The folds of the inner mitochondrial membrane, which increase surface area for electron transport and ATP synthesis.

Study Notes

Enzyme Structure and Function (3.1 & 3.2)

• Enzymes are biological catalysts that speed up chemical reactions in cells.
• Enzymes have an active site, a specific region for interacting with substrate molecules.
• Substrate shape and charge must match the active site for enzyme activity.
• Enzymes lower activation energy, the energy needed for a reaction to begin.
• Enzyme structure affects their function; changes can alter/disable catalytic capabilities.

Environmental Impacts on Enzyme Function (3.3)

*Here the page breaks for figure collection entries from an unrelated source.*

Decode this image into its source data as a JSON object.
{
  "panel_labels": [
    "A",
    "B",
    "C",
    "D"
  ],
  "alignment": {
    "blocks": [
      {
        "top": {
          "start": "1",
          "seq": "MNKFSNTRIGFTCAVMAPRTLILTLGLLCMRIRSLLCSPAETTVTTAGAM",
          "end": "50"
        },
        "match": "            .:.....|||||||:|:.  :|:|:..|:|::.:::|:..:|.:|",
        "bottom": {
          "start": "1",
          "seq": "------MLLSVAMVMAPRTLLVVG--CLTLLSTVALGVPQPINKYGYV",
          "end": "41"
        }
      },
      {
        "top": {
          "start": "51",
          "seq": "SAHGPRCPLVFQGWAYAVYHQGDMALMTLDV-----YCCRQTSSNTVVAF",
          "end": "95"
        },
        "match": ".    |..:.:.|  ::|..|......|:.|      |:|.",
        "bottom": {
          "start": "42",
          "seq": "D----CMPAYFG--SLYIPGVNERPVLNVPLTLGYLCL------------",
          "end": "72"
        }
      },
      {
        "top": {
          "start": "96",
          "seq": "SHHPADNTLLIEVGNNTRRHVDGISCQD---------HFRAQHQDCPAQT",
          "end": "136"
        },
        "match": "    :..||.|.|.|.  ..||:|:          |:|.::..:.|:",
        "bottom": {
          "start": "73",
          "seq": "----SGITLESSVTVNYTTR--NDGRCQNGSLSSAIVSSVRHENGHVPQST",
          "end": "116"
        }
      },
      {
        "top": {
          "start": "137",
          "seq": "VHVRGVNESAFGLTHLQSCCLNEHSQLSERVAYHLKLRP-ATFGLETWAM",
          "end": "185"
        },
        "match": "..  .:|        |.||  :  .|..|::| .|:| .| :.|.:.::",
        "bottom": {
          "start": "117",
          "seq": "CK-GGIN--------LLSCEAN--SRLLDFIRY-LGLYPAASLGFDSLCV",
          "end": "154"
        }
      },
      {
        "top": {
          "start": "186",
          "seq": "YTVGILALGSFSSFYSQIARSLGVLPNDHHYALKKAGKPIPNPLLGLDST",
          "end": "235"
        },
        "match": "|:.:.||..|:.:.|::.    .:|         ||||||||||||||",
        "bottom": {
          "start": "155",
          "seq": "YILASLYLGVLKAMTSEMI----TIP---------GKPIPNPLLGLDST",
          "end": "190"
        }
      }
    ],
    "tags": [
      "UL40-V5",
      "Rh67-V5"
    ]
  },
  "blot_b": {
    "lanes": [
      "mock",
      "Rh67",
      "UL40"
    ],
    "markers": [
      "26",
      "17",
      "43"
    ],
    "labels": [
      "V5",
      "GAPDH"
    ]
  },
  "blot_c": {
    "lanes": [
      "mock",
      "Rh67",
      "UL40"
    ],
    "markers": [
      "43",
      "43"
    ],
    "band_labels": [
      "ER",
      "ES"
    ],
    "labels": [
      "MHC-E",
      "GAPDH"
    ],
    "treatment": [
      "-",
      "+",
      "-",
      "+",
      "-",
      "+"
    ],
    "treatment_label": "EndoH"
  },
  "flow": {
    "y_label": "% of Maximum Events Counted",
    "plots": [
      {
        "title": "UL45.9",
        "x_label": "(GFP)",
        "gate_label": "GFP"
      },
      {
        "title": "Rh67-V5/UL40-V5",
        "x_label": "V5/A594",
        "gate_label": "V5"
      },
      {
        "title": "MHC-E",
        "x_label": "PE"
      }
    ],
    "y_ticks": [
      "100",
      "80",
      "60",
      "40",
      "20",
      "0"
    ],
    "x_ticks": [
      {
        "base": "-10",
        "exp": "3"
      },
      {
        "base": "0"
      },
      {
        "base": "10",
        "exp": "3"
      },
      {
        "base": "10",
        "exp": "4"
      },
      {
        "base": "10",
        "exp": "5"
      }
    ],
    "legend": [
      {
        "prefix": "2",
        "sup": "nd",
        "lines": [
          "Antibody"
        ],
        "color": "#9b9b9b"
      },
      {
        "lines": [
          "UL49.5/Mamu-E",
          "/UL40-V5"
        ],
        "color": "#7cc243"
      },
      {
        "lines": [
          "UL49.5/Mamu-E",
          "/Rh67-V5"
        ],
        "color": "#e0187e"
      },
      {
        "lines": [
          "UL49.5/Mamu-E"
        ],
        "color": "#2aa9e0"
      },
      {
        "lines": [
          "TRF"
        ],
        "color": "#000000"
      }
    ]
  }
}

• Denaturation occurs when proteins lose their three-dimensional structure, halting enzyme function.
• Environmental pH and temperature outside optimal ranges can denature enzymes, affecting reaction efficiency.
• Denaturation can sometimes be reversible.
• Enzyme activity is affected by environmental pH, disrupting hydrogen bonds vital to enzyme structure.
• Substrate and product concentration impact reaction efficiency.
• Higher temperatures increase molecule movement, increasing collisions between enzymes and substrates, and reaction rate.
• Competitive inhibitors reversibly or irreversibly bind to the active site, blocking substrate access.
• Noncompetitive inhibitors bind at allosteric sites, altering enzyme activity.

Cellular Energy (3.4)

• Living systems need a constant energy input to maintain order and drive cellular processes.
• Energy input must surpass energy loss to sustain order.
• Energy-releasing and energy-requiring processes can be coupled.
• Metabolic pathways are sequential, controlling and improving energy transfer.

Photosynthesis (3.5)

• Photosynthesis captures solar energy and converts it into stored chemical energy (sugars).
• Photosynthesis originated in prokaryotes.
• Photosynthesis in cyanobacteria led to an oxygenated atmosphere.
• Prokaryotic pathways were foundational to eukaryotic photosynthesis.
• Light-dependent reactions use light energy to generate ATP and NADPH, used by the Calvin Cycle.
• Photosystems contain chlorophyll that absorbs light energy, boosting electrons.
• Light-dependent reactions occur in the thylakoid membranes of chloroplasts.
• Electron transport chains (ETC) transfer energized electrons via a series of reactions, creating a proton electrochemical gradient.
• Electrochemical gradient drives ATP synthesis using ATP synthase.

Cellular Respiration (3.6)

• Cellular respiration and fermentation utilize energy from biological molecules to produce ATP.
• Eukaryotic respiration involves a series of enzyme-catalyzed reactions.
• Electron transport chain reactions occur in chloroplasts, mitochondria, and prokaryotic cell membranes.
• Electrons are passed down an ETC to oxygen, the terminal electron acceptor during aerobic respiration.
• In respiration, NADH and FADH2 deliver electrons to the ETC.
• Proton gradient across membranes drives ATP synthesis via chemiosmosis.
• Oxidative phosphorylation generates ATP in cellular respiration (like photophosphorylation in photosynthesis).
• Decoupling can generate heat to regulate body temperature.
• Glycolysis breaks down glucose to ATP, NADH, and pyruvate.
• Fermentation enables glycolysis in oxygen absence, producing waste (alcohol, lactic acid).
• Pyruvate enters the mitochondria for further oxidation.
• Krebs cycle releases CO₂, synthesizes ATP, and transfers electrons to NADH and FADH₂.
• ETC transfers electrons from the Krebs cycle and glycolysis.
• Gradient of protons across inner mitochondrial membrane drives ATP synthesis.

Cell Structure and Function (3.6 & 2.2)

• Chloroplasts contain stroma (fluid outside thylakoids) and thylakoids in grana stacks.
• Light-dependent reactions in thylakoid membranes.
• Carbon fixation (Calvin Cycle) in stroma.
• Mitochondria's inner membrane folds (cristae) increase surface area for ATP production.

Fitness (3.7)

• Cell variation in molecules (e.g., phospholipids, hemoglobin, chlorophylls) affects an organism's ability to survive and reproduce in varying environments.